(2R)-3α,7,4′-trihydroxy-5-methoxy-8-(γ,γ-dimethylallyl)-flavanone is a prenylated flavonoid isolated from the anti-inflammatory herb Sophora flavescens Ait. We firstly named it sophoraflavanone M (SFM) in accordance with trivial names of related constitutes from this plant. Although various studies investigated the anti-inflammatory properties of prenylated flavonoids from Sophora flavescens Ait., that of SFM remains unclear and is yet to be determined. In the current study, we assessed the anti-inflammatory effects of SFM in LPS-induced in vivo and in vitro models. In the serum of endotoxemia mice, SFM significantly suppressed LPS-elevated inflammatory cytokines. Furthermore, at nontoxic concentrations, SFM reduced LPS-induced production of inflammatory mediators NO, IL-6, TNF-α, and MCP-1 in mouse primary peritoneal macrophages. Accordingly, in LPS-primed RAW264.7 cell line, it also inhibited these mediators' expression at both transcriptional and translational levels without cytotoxicity. Mechanistically, SFM is found to concurrently inhibit two important inflammatory signaling pathways, NF-κB and JNK/AP-1. SFM restrained phosphorylation and degradation of IκBα as well as the subsequent p65 translocation to dampen NF-κB activity. Meanwhile, it also suppressed JNK phosphorylation to inhibit the transcriptional activity of AP-1. These results provide material basis for traditional application of the anti-inflammatory herb Sophora flavescens Ait. and suggest SFM is a promising natural candidate for alleviating inflammatory conditions.

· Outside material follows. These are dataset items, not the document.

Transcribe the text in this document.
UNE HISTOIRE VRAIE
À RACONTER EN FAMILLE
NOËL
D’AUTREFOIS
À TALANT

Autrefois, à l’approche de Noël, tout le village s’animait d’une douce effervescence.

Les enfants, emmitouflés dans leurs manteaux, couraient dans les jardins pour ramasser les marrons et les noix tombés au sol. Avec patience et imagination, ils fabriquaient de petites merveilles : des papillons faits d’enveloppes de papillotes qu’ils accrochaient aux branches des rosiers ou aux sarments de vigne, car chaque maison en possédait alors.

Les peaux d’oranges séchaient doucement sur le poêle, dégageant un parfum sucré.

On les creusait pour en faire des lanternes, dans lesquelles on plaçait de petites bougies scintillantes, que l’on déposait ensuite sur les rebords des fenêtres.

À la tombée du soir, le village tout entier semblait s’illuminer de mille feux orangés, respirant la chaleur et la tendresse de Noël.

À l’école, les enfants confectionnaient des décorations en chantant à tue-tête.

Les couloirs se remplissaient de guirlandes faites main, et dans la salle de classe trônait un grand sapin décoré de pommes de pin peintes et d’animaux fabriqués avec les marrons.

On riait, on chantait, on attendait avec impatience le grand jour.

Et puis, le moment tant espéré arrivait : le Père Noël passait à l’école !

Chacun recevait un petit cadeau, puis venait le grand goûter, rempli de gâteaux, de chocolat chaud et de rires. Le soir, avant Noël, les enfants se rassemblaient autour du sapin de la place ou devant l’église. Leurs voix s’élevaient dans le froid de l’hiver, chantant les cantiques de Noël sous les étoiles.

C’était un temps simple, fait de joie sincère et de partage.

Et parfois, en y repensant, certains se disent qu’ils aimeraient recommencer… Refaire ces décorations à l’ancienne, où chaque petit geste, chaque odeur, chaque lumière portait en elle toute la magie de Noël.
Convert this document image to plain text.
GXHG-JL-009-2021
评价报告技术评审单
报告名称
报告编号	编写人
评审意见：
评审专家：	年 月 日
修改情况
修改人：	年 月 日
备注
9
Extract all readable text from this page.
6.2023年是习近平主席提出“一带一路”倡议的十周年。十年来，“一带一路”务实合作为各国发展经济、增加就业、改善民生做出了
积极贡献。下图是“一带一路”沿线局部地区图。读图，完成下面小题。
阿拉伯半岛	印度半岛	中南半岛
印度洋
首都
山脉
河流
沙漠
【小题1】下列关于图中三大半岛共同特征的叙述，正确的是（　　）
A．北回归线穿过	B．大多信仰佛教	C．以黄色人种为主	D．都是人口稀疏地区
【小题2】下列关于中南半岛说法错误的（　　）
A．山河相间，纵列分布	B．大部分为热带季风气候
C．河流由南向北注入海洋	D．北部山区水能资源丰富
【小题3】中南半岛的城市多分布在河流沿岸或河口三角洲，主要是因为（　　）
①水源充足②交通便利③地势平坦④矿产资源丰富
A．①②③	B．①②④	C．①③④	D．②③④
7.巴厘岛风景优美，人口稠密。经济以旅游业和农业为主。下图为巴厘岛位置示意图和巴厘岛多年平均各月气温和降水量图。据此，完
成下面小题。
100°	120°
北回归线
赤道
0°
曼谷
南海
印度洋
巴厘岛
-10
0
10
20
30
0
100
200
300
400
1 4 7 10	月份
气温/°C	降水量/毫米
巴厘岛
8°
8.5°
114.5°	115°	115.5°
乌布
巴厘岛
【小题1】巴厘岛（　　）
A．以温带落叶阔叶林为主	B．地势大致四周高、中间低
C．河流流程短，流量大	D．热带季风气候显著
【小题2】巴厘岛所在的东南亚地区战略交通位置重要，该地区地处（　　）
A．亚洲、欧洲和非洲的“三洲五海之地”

(2 R )-3α,7,4'-三羟基-5-甲氧基-8-(γ,γ-二甲基烯丙基)-flavanone 是一种异戊二烯化黄酮类化合物，从抗炎药草苦参(Sophora flavescens Ait) 中分离出来。我们首先根据该植物相关成分的俗名将其命名为槐黄酮M（SFM）。尽管多项研究调查了苦参异戊二烯化黄酮类化合物的抗炎特性，但 SFM 的抗炎特性仍不清楚且尚未确定。在当前的研究中，我们评估了 SFM 在 LPS 诱导的体内和体外模型中的抗炎作用。在内毒素血症小鼠的血清中，SFM 显着抑制 LPS 升高的炎症细胞因子。此外，在无毒浓度下，SFM 减少了 LPS 诱导的小鼠原代腹膜巨噬细胞中炎症介质 NO、IL-6、TNF-α 和 MCP-1 的产生。因此，在LPS引发的RAW264.7细胞系中，它也在转录和翻译水平上抑制这些介质的表达，而没有细胞毒性。从机制上讲，SFM 可同时抑制两个重要的炎症信号通路：NF-κB 和 JNK/AP-1。 SFM 抑制 IκBα 的磷酸化和降解以及随后的 p65 易位，从而抑制 NF-κB 活性。同时，它还抑制JNK磷酸化，从而抑制AP-1的转录活性。这些结果为抗炎药材苦参的传统应用提供了物质基础。并表明 SFM 是一种有前景的缓解炎症的天然候选药物。